Mountain Pine Beetles Make their Way to the Front Range

The presence of mountain pine beetle has increased the public’s awareness of the health of local trees, and local tree experts have received numerous calls from concerned homeowners describing blobs of sap or resin on the trunk of their pine trees.

In recent weeks, ornamental pines, especially Scotch pines, have shown indications of mountain pine beetle attack in Fort Collins, Boulder, Greeley, Loveland, Berthoud and Windsor. Experts believe that the increase of mountain pine beetle on the Front Range is due to the transportation of infested wood from the mountains. This typically occurs when green trees in which larvae are still developing in the bark are cut down, allowing mountain pine beetle populations to increase in urban areas. Strong winds also may have blown the tiny beetles from the mountains to urban areas.

Mountain pine beetles mainly affect pine trees. The needles of these evergreens grow in bundles of two, three or five needles. The beetles are dark brown to black and about 1/8-inch long. At the beetle’s point of entry, trees produce resin or sap in an attempt to defend themselves from beetle attack. Often times trees are successful and pitch-out the beetles, but in other cases, the beetles successfully penetrate the inner bark, ultimately killing the tree.
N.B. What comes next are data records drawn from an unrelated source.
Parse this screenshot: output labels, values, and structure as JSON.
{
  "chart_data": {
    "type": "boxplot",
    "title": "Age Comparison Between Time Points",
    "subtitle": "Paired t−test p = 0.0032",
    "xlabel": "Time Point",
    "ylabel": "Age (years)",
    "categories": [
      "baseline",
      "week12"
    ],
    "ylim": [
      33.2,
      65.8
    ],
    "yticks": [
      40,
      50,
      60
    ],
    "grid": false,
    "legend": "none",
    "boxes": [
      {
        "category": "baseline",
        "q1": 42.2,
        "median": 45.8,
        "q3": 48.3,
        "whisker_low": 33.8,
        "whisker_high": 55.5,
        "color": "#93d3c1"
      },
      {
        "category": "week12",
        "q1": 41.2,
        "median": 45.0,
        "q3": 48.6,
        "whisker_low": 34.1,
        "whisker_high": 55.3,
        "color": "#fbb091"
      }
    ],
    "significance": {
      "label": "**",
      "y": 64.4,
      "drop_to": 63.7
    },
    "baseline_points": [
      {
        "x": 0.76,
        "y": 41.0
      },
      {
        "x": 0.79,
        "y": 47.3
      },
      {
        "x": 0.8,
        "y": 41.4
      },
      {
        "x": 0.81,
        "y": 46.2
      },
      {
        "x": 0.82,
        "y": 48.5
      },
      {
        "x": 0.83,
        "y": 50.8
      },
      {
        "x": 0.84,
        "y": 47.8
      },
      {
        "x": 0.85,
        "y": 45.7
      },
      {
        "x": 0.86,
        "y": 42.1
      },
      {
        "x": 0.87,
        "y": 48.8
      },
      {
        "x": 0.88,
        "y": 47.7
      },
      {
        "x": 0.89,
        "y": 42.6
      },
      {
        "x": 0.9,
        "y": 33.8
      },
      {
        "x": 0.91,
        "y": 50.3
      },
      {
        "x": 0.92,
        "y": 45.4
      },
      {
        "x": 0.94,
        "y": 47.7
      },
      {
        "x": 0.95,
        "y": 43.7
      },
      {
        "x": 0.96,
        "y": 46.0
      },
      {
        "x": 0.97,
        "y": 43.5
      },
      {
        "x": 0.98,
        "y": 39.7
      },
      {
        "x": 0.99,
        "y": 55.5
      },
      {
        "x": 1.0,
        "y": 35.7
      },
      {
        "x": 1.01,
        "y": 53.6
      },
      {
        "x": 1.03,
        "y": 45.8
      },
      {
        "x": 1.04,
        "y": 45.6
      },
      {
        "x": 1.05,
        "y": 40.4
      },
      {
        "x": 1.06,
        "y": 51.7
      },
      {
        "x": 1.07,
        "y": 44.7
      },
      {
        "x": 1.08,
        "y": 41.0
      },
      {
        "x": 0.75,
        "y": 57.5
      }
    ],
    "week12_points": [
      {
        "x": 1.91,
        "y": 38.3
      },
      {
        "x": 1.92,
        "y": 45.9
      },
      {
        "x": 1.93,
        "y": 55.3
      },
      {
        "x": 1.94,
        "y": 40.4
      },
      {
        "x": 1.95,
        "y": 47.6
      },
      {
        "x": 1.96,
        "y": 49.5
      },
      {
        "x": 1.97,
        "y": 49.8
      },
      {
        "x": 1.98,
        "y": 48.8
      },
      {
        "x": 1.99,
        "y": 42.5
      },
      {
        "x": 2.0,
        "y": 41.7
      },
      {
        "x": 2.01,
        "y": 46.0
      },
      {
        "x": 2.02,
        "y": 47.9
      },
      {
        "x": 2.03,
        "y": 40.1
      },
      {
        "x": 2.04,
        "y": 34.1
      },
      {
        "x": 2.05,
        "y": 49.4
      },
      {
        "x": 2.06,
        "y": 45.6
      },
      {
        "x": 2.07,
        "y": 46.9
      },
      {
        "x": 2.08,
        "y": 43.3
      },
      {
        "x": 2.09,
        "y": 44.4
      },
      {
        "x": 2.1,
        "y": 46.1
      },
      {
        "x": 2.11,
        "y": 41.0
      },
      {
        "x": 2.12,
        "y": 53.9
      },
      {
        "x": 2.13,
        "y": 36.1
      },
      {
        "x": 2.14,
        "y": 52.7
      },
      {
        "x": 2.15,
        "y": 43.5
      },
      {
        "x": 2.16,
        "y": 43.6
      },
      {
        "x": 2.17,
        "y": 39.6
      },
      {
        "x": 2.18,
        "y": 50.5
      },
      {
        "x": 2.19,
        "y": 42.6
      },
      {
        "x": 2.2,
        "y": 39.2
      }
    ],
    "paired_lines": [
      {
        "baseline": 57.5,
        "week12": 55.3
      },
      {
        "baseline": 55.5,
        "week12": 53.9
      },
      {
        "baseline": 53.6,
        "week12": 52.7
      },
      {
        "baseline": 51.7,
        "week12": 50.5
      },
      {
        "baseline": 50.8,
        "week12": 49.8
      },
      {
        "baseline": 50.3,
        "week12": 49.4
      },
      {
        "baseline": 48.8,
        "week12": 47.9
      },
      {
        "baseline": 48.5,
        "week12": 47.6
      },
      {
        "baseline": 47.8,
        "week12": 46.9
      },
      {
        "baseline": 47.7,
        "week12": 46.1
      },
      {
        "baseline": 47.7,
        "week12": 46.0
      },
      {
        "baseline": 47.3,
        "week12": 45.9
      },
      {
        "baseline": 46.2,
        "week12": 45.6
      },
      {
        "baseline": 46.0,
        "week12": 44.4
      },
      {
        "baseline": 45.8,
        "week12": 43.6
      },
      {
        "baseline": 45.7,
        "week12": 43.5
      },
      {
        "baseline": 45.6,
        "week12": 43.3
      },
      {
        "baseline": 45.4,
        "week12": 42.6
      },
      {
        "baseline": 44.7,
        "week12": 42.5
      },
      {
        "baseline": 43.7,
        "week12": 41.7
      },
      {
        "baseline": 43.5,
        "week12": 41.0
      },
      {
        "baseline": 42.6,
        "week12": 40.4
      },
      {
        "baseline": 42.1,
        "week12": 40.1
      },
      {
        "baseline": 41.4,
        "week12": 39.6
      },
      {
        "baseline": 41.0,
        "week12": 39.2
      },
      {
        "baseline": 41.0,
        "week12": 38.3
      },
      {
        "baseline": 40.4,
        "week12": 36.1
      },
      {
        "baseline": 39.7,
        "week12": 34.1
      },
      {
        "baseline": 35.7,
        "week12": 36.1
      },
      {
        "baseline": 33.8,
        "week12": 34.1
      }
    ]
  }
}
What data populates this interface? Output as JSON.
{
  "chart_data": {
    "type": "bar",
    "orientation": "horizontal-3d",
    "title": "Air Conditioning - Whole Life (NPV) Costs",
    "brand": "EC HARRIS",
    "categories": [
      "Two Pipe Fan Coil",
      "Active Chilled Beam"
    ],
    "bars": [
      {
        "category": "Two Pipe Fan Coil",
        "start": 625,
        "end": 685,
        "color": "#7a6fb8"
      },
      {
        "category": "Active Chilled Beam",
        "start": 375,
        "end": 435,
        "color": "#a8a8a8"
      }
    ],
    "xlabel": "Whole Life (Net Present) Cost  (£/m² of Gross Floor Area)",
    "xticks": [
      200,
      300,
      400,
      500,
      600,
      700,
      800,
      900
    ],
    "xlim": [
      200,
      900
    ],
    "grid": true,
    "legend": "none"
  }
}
Mountain pine beetles prefer pine trees that are old or those that have a large girth. They bore into the bark to mate and lay their eggs. In most cases, the adult beetle dies at this point, but the offspring (grubs or larvae) feed and develop beneath the bark through July. It takes one full year for the larvae to develop into and emerge as adults, repeating the whole cycle. In late spring, needles of the infested pine tree will start to turn an off-green color, eventually turning entirely red. The turning color is caused by an interruption in the movement of nutrients as a result of the larval feeding and the introduction of the blue-stain fungi that the beetle transports into the tree.

"In the urban setting, it appears that pine trees are successful at pitching-out, and many trees appear to be lightly infested, or many of the blobs of resin appear to be white in color, which indicates unsuccessful hits," said Ingrid Aguayo, forest entomologist for the Colorado State Forest Service, an agency in the Warner College of Natural Resources at Colorado State University. "Although these trees may not die or produce a brood of beetles, they may be at higher risk of infestation next year and should be monitored."

Given current reports of infestation, it is advisable to monitor pine trees that appear to be heavily infested. To determine the level of infestation, look for blobs of resin, also known as pitch-tubes. If many of the blobs appear reddish in color, it is likely that the beetle was able to dig through the bark, which produces boring dust.

People can dig above the entry hole to look for the developing larvae. For examples of what to look for, visit If many of the larvae are still alive by the end of November, the tree is likely to die next spring. Please contact your city forester or local forester if you need help determining whether the infested tree is likely to die next year.   

To determine if a pine tree is infested, first assess the pine tree in question. If the tree is completely dead, with red or no needles, the tree no longer is a threat because the mountain pine beetles already have moved on to infest new trees. If the pine tree shows symptoms of heavy infestation – many reddish resin blobs – on the main trunk and the needles are green, then mountain pine beetle larvae probably are developing under the bark.

Treatment options include cutting, debarking and chipping the tree if it is heavily infested. The idea is to kill the larvae so the beetles do not develop to the adult stage and infest new pine trees the next season.

No registered chemicals are available to treat trees that are heavily and successfully infested. If pine trees in your neighborhood are infested, but yours are only lightly infested or not yet infested at all, you can protect them from future infestation by using a chemical labeled for mountain pine beetle. Such chemicals include Sevin XLR or SL, Astro or Onyx, among others. Spraying should be administered before July when the beetles emerge and begin to fly. The spray is effective for one year, and should only be applied by a certified, licensed applicator. If you live by a stream or lake, or your neighbors are sensitive to chemicals, spraying may not be an option.

Affected Front Range cities are considering the removal of heavily infested trees in parks and will monitor trees that are lightly infested. They also may spray some high-value city-owned pine trees.

All of these symptoms of mountain pine beetle infestation can be confused with autumn needle shedding, sometimes referred to as needlecast, which occurs annually in some evergreens. This is the tree’s natural process of shedding the older needles in the fall and is part of the annual growth cycle. Dying needles undergoing this process generally are clean and closest to the trunk, whereas beetle-infested trees may turn an off-shade of green, or start to turn brown at the bottom and proceed up the tree.